With the Master's degree program in Medical Systems Engineering, the University of Magdeburg offers students the opportunity to develop new systems and procedures for research and application in medicine. Pauline Mothes, 23, is now in her third semester of Medical Systems Engineering at Magdeburg University after successfully completing her Bachelor's degree in Medical Technology. One of the reasons she chose the master's program was the Tissue Engineering working group, which has been active at Magdeburg University since November 2018.

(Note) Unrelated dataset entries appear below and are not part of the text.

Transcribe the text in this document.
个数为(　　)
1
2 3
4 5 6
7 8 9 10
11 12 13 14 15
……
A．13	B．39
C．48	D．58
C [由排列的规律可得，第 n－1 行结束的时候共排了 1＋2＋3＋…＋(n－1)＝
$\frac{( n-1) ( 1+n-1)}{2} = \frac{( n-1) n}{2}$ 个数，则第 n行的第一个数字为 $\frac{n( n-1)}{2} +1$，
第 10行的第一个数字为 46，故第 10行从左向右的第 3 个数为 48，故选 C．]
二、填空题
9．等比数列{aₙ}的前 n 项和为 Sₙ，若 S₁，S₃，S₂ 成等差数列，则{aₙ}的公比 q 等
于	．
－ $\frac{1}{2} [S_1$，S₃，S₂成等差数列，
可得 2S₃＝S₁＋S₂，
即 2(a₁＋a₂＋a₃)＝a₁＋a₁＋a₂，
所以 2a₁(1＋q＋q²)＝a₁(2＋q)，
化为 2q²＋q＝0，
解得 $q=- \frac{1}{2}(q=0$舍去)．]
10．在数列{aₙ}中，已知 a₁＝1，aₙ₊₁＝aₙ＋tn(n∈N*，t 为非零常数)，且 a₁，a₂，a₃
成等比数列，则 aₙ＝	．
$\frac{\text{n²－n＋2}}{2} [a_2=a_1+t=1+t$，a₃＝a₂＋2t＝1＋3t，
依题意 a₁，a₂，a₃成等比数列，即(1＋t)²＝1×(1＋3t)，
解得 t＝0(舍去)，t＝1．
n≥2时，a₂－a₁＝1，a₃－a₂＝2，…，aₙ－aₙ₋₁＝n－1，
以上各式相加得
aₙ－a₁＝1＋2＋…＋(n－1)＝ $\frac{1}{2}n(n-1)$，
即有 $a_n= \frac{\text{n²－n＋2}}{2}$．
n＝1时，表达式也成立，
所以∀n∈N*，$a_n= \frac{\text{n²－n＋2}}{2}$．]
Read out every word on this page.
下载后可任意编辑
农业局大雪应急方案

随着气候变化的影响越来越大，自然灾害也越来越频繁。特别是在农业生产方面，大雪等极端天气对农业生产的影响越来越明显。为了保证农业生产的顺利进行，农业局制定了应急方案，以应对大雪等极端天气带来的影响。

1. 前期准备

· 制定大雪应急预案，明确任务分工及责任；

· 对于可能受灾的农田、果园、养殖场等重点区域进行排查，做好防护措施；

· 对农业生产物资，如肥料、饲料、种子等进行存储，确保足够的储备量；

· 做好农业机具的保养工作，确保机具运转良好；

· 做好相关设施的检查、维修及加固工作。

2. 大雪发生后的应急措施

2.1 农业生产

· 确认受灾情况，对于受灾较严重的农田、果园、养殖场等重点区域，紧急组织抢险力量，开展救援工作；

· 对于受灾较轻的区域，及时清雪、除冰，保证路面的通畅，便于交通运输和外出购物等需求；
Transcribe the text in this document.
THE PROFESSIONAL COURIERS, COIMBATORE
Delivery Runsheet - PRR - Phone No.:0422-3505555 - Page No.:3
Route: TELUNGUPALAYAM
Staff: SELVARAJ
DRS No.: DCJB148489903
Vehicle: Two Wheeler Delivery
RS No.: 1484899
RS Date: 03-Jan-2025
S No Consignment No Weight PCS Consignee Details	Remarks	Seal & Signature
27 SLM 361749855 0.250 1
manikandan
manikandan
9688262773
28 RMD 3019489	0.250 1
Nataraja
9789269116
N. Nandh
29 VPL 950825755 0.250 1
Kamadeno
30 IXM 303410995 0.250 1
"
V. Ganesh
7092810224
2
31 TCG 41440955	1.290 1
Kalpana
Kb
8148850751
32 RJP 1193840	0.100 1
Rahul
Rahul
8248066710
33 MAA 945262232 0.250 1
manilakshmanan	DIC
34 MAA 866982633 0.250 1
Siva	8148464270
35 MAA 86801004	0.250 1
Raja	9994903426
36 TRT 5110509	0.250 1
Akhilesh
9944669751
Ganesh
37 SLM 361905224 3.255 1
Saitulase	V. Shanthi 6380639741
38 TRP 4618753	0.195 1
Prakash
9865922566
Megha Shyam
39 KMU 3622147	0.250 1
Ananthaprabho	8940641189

Tissue engineering is the generic term for the artificial production of biological tissue, which, among other things, is helpful in medical research for the development of new therapeutic approaches or can be used to test materials and drugs. "I really enjoyed the bachelor's program in Magdeburg and when I was looking for a master's, the focus in Magdeburg convinced me" says Pauline Mothes, for whom the initiator of the tissue engineering working group, Professor Heike Walles is also a role model. "I particularly like getting to know the practical application of this knowledge in the various medical technology fields after learning the basic theoretical knowledge in the bachelor's degree," says Mothes.
"The feeling of learning something that I could start working with directly in different areas excites me," Pauline says. In her master's thesis, she is working on finding a treatment option for a malignant tumor of the pleura, a disease that until now has been virtually untreatable. The goal of the current research is to produce a kind of patch made of artificial tissue that can be implanted directly into the affected area to precisely release medical agents there. To do this, it must be ensured - among other things - that the tissue patch also releases the active ingredients as planned.
The task of Mothes, a master's student, is to develop a suitably large tissue model on which the release of the drugs and their biological compatibility can be tested. The aim is to determine whether a transplant would be possible for patients. For the student, this means that in addition to theoretical research on methodology and previous research in the field, she is also in the lab doing hands-on work. Pauline compares making the tissue model to pouring Jell-O, except that human cells are then added to this "Jell-O." These, in turn, must be supplied with nutrients to survive and reproduce. "It's a bit like feeding a pet," Pauline Mothes explains. What she likes about her work is that she has to look for solutions to previously unsolved problems. "It's not enough to copy something that someone has done before me. I have to find something new, and that challenge excites me." She would like to continue working in this field after she graduates.